Деятельность Даргомыжского имела огромное значение также для дальнейшего развития русской вокальной исполнительской культуры. Подобно Глинке, Даргомыжский был выдающимся исполнителем вокальной музыки, хотя и не обладал певческим голосом. Он так же постоянно работал с вокалистами — любителями и профессионалами, упрочивая тем самым основы русской исполнительской школы. Он передавал своим ученикам умение «играть» голосом, то есть создавать яркие, живые характеры даже без помощи сцены и костюма. Он требовал от исполнителя простоты и искренности в передаче человеческого чувства, решительно борясь против бессодержательной виртуозности. «Для нашего брата нужна музыка, а не певцы», — говорил он при этом.
При жизни Даргомыжского особенно обострились столь тяжело сказавшиеся на судьбе Глинки противоречия между вкусами аристократической публики и стремлением передовых русских композиторов к большому идейному искусству. Некритическому увлечению «верхов» низкопробной иностранщиной и модными виртуозами Даргомыжский противопоставлял стремление к правде и веру в великое будущее русской музыки. Он боролся против распространенного среди петербургской аристократии взгляда на музыку как на легкое, бездумное развлечение. Он писал: «Я не намерен снизводить для них музыку до забавы. Хочу, чтобы звук прямо выражал слово. Хочу правды».
В последнее десятилетие своей жизни Даргомыжский получил; возможность увидеть плоды того дела, которому Глинка и он безраздельно отдали свои душевные силы. Он стал свидетелем еще невиданного расцвета русской национальной школы в музыке, представленной композиторами Могучей кучки и Чайковским. В этот период он и сам пережил новый взлет творческих сил и совершил дальнейший шаг по пути музыкального прогресса.
Таким и вошел он в историю: смелым новатором, живым связующим звеном между эпохой Глинки — Пушкина и 60-ми годами — эпохой великого подъема демократических сил России.
Жизненный и творческий путь
Детство и юность. Александр Сергеевич Даргомыжский родился 2 февраля 1813 года в Тульской губернии, в имении родителей.

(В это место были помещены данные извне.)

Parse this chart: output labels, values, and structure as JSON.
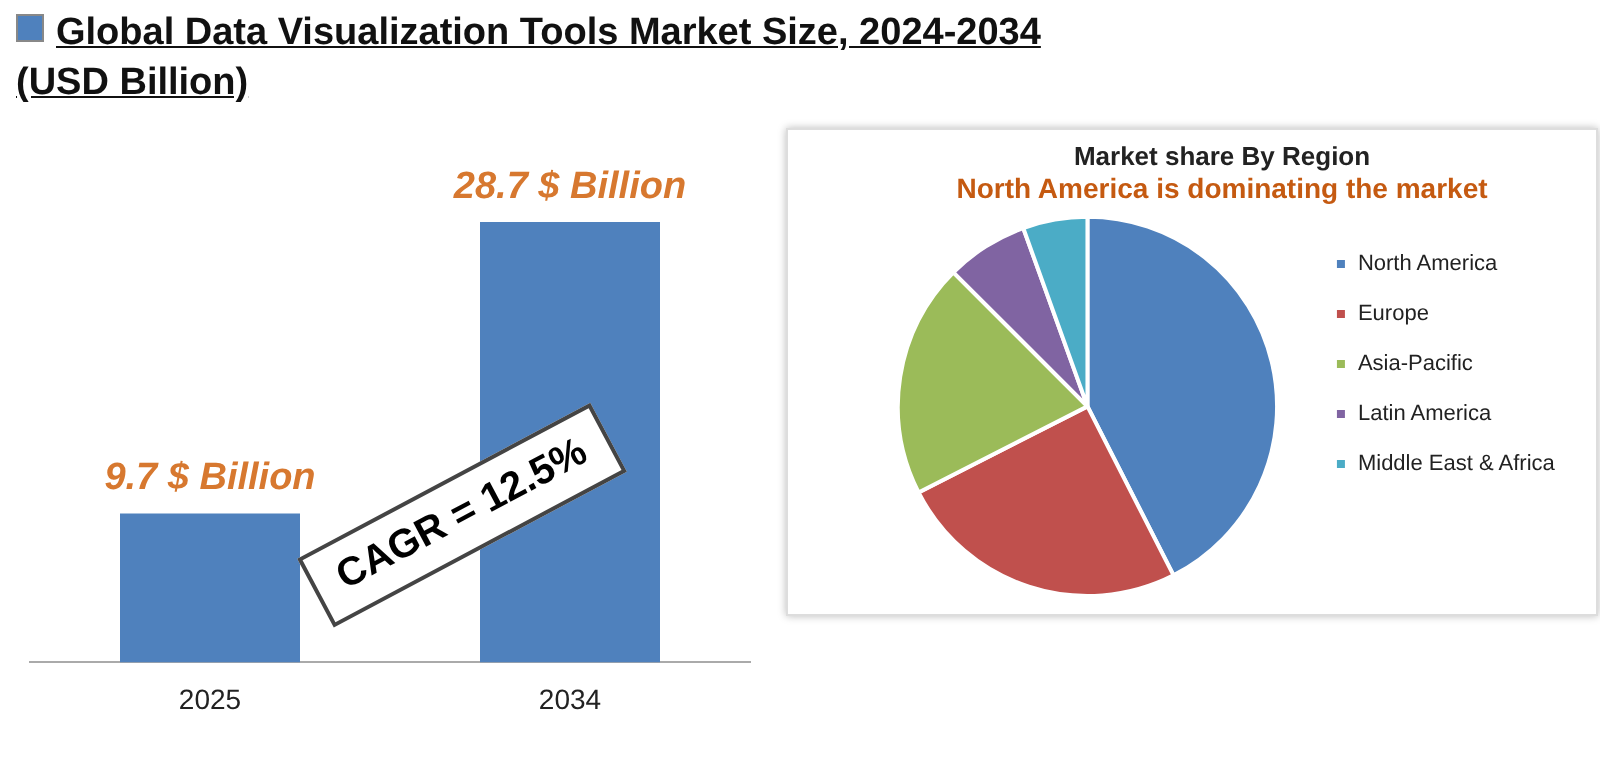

В четырехлетнем возрасте будущий композитор был перевезен в Петербург, где и протекала вся его дальнейшая жизнь.
Отец Даргомыжского, побочный сын екатерининского вельможи, служил чиновником. Мать пользовалась известностью как поэтесса: ее стихи появлялись в некоторых журналах того времени. В доме Даргомыжского очень любили искусство. Дети обучались музыке и постоянно участвовали в музыкальных вечерах, устраиваемых по инициативе отца. Шести лет мальчик начал брать уроки фортепиано у приходящих на дом учителей, а когда ему исполнилось девять лет, скрипач одного из крепостных оркестров стал обучать его игре на скрипке. Пианистическое образование завершилось в конце 20-х годов. Одновременно Даргомыжский брал уроки пения.